New search for missing flight MH370 comes to naught as families press for answers


Kuala Lumpur, Malaysia — Twelve years after Malaysia Airlines flight MH370 disappeared with 239 people on board, a renewed deep-sea search in the southern Indian Ocean has so far failed to locate the missing plane, Malaysian officials said Sunday, urging families to continue trying.

A seabed search by ocean robotics company Ocean Infinity between March 2025 and January 2026 surveyed thousands of square kilometers of ocean floor but yielded no confirmed findings of plane debris, the Air Accidents Investigation Bureau said in a statement.

Last year, Malaysia agreed to a Texas-based company to renew the search for Flight 370 under a “no-find, no-fee” agreement at a new 15,000-square-kilometer (5,800-square-mile) site in the southern Indian Ocean. Ocean Infinity will be paid $70 million only if the wreckage is found.

The search, which was conducted over 28 days in two phases from March 25-28 last year and December 31, 2025 to January 23 this year, covered about 7,571 square kilometers (2,923 square miles) of seabed, the bureau said. It said weather periodically disrupts operations.

“The search activities conducted have not yielded any findings confirming the location of the wreckage,” it said in a statement. It did not give details on when the search would resume.

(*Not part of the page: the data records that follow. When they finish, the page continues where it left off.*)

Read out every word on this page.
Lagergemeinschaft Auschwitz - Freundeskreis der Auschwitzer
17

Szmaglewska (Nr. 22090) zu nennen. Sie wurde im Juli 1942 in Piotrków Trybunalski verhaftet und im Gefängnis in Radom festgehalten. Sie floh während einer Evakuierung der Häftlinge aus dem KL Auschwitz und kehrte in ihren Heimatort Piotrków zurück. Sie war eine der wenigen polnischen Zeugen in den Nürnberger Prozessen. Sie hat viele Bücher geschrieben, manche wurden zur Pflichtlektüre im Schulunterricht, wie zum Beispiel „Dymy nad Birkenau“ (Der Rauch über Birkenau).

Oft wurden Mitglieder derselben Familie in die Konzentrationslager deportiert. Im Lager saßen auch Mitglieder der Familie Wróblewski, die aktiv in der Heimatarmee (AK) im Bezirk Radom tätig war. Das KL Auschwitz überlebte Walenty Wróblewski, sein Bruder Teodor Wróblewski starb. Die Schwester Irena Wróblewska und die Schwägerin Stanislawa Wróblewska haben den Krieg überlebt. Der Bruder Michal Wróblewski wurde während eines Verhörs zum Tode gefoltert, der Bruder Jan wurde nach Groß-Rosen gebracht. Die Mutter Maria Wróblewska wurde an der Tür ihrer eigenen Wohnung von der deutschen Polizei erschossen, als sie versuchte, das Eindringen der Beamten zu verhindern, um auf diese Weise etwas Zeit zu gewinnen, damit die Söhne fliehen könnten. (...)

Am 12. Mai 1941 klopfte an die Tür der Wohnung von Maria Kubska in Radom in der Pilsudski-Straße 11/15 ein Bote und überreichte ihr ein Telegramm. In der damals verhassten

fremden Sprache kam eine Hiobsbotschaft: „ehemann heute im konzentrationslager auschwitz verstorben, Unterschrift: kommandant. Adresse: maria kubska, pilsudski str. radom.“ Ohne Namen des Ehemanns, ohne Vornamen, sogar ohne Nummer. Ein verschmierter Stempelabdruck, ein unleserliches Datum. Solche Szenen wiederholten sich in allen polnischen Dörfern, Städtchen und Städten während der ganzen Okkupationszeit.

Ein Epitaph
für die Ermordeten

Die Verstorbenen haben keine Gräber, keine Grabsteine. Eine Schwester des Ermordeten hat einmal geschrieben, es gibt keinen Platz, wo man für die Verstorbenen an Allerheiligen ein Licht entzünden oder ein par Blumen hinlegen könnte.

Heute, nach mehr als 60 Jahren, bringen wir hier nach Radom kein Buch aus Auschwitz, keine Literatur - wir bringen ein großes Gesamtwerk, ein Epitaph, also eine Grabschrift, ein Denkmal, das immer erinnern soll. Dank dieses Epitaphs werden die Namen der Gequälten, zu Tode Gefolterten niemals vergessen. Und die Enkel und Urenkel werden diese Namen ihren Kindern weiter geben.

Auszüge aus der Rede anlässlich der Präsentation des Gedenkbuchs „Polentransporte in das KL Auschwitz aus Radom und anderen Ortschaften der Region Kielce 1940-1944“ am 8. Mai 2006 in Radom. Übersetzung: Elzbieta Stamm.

The Boeing 777 disappeared from radar on March 8, 2014 shortly after taking off from the Malaysian capital Kuala Lumpur to Beijing carrying 239 people, mostly Chinese nationals. Satellite data indicated the plane veered off its flight path and headed south into the far-south Indian Ocean, where it is believed to have crashed.

Although debris washed ashore on East African coasts and islands in the Indian Ocean, an expensive multinational search failed to turn up any clues to its location. A private search of Ocean Infinity in 2018 found nothing.

Voice 370, representing the families of some of those on the missing plane, urged the government to extend Ocean Infinity’s contract and consider similar arrangements with other deep-sea exploration companies.

Although Ocean Infinity’s contract runs through June, the company’s vessel has been reassigned for other work and is unlikely to return soon to complete the remaining search areas due to the winter months and deteriorating sea conditions, the group said.

“The government will pay nothing unless the aircraft is found. Any request by Ocean Infinity to extend the search contract should be granted without hesitation,” it said in a statement. “If the current search is unsuccessful, we urge Malaysia to kindly consider extending any similar search, fee opportunities to other competent deep-sea exploration companies.”

The group vows to “continue to fight for answers. We will never give up!”